Emil Benjamin is a filmmaker and theatre artist based in New York City. His short films White People (2016) and We Can Do It (2018) have screened and won prizes at festivals across Europe and North America. He recently completed his first feature documentary, Oyate, which centers around Indigenous rights and was featured in DOC NYC’s works-in-progress program. Benjamin holds an MFA in directing and screenwriting from Columbia University in New York City and is the founder of Irrelevant Media, an international production company and artist collective that has shown films at Cannes, Venice and Toronto film festivals, among many others.
The film’s co-producer, Mitchell Gomes is a filmmaker, writer, and producer from the San Francisco Bay Area. Hailing from a theater background, he’s produced several short films over the years. Fellow co-producer, Kristy Richman is a creative producer, director and content developer with a past in casting, social media and line producing. She was born in Cape May County, NJ, and currently lives and works in New York City. Recently, she partnered with Fullscreen to develop her multi-genre fantasy show, TableTalk, which is now streaming on the Fullscreen platform. She is also in the process of developing her short film The Daughter into a short format anthology series.

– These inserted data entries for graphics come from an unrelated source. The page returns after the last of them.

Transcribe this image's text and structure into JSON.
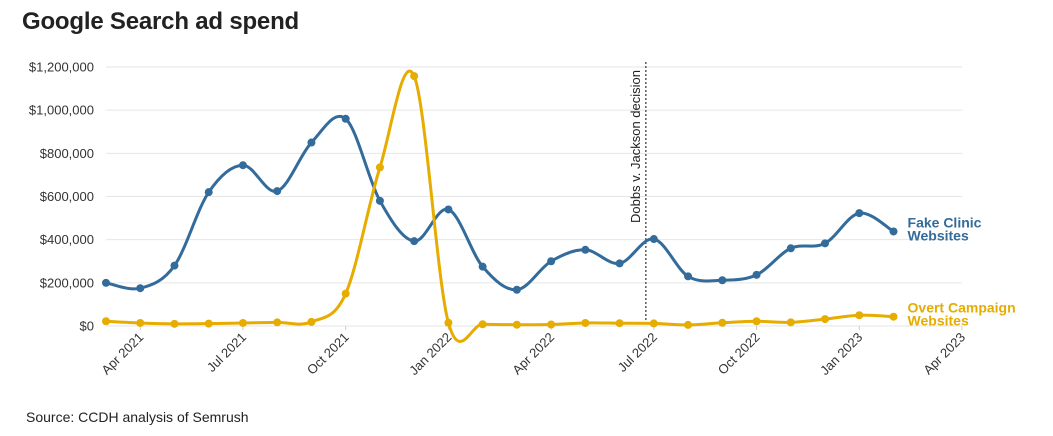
{
  "title": "Google Search ad spend",
  "source": "Source: CCDH analysis of Semrush",
  "colors": {
    "fake_clinic": "#336b9b",
    "overt_campaign": "#e6ac00",
    "grid": "#e6e6e6",
    "text": "#222222"
  },
  "chart_data": {
    "type": "line",
    "title": "Google Search ad spend",
    "xlabel": "",
    "ylabel": "",
    "ylim": [
      0,
      1200000
    ],
    "xlim": [
      "2021-03",
      "2023-04"
    ],
    "grid": true,
    "legend": "inline-right",
    "y_ticks": [
      {
        "value": 0,
        "label": "$0"
      },
      {
        "value": 200000,
        "label": "$200,000"
      },
      {
        "value": 400000,
        "label": "$400,000"
      },
      {
        "value": 600000,
        "label": "$600,000"
      },
      {
        "value": 800000,
        "label": "$800,000"
      },
      {
        "value": 1000000,
        "label": "$1,000,000"
      },
      {
        "value": 1200000,
        "label": "$1,200,000"
      }
    ],
    "x_ticks": [
      {
        "value": "2021-04",
        "label": "Apr 2021"
      },
      {
        "value": "2021-07",
        "label": "Jul 2021"
      },
      {
        "value": "2021-10",
        "label": "Oct 2021"
      },
      {
        "value": "2022-01",
        "label": "Jan 2022"
      },
      {
        "value": "2022-04",
        "label": "Apr 2022"
      },
      {
        "value": "2022-07",
        "label": "Jul 2022"
      },
      {
        "value": "2022-10",
        "label": "Oct 2022"
      },
      {
        "value": "2023-01",
        "label": "Jan 2023"
      },
      {
        "value": "2023-04",
        "label": "Apr 2023"
      }
    ],
    "x": [
      "2021-03",
      "2021-04",
      "2021-05",
      "2021-06",
      "2021-07",
      "2021-08",
      "2021-09",
      "2021-10",
      "2021-11",
      "2021-12",
      "2022-01",
      "2022-02",
      "2022-03",
      "2022-04",
      "2022-05",
      "2022-06",
      "2022-07",
      "2022-08",
      "2022-09",
      "2022-10",
      "2022-11",
      "2022-12",
      "2023-01",
      "2023-02"
    ],
    "series": [
      {
        "name": "Fake Clinic Websites",
        "label_lines": [
          "Fake Clinic",
          "Websites"
        ],
        "color": "#336b9b",
        "values": [
          200000,
          175000,
          280000,
          620000,
          745000,
          625000,
          850000,
          960000,
          580000,
          393000,
          540000,
          275000,
          168000,
          300000,
          353000,
          290000,
          403000,
          230000,
          212000,
          237000,
          360000,
          383000,
          523000,
          438000
        ]
      },
      {
        "name": "Overt Campaign Websites",
        "label_lines": [
          "Overt Campaign",
          "Websites"
        ],
        "color": "#e6ac00",
        "values": [
          22000,
          14000,
          10000,
          11000,
          14000,
          17000,
          19000,
          150000,
          735000,
          1158000,
          15000,
          8000,
          6000,
          7000,
          14000,
          13000,
          12000,
          5000,
          15000,
          22000,
          17000,
          32000,
          50000,
          43000
        ]
      }
    ],
    "annotations": [
      {
        "x": "2022-06-24",
        "text": "Dobbs v. Jackson decision",
        "style": "dotted-vertical-line"
      }
    ]
  }
}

Doublespeak by Hazel McKibbin follows Emma after she lodges a complaint of sexual harassment against Peter, her supervisor. She meets with senior management to discuss the results of their investigation. Despite multiple incidents of predatory behavior, Peter’s conduct is deemed to be inappropriate but not illegal. Emma walks outside to compose herself and speaks with her mother. Then, she returns to work. Doublespeak will also screen at the Still Voices Short Film Festival and the Denver Film Festival in November. It recently screened at Flicker's Rhode Island International Film Festival, the Women X Film Festival, as well as the Boston Short Film Festival.
Hazel McKibbin is a British American writer and director based in Brooklyn. She is a 2020 BAFTA Newcomer and is currently working on her thesis at Columbia University, where she is pursuing an MFA in screenwriting and directing. McKibbin is drawn to realism, often through a feminist lens, and the idea that compelling stories can be created from ordinary relationships and interactions.
The film’s producer, Stephanie Fine is a New York-based producer and Creative Producing MFA candidate at Columbia University, where she also received her Bachelor’s degree in Film Studies in 2018. She has interned throughout New York City at companies including HBO, FilmNation Entertainment, Oscilloscope Laboratories and Darren Aronofsky’s Protozoa Pictures. She is currently working For Film Movement as a distribution intern.
Associate producer, Meera Vaidya was born in Mumbai, India and is now a New York based producer. Before moving to the United States, she worked as an assistant director and a production assistant on commercial films for Chrome Pictures in Mumbai where their clients included Tata Salt, Amazon India, and Samsung. She is now finishing her MFA in Creative Producing at Columbia University. She is passionate about telling stories that not only entertain people but also provoke conversations around social issues.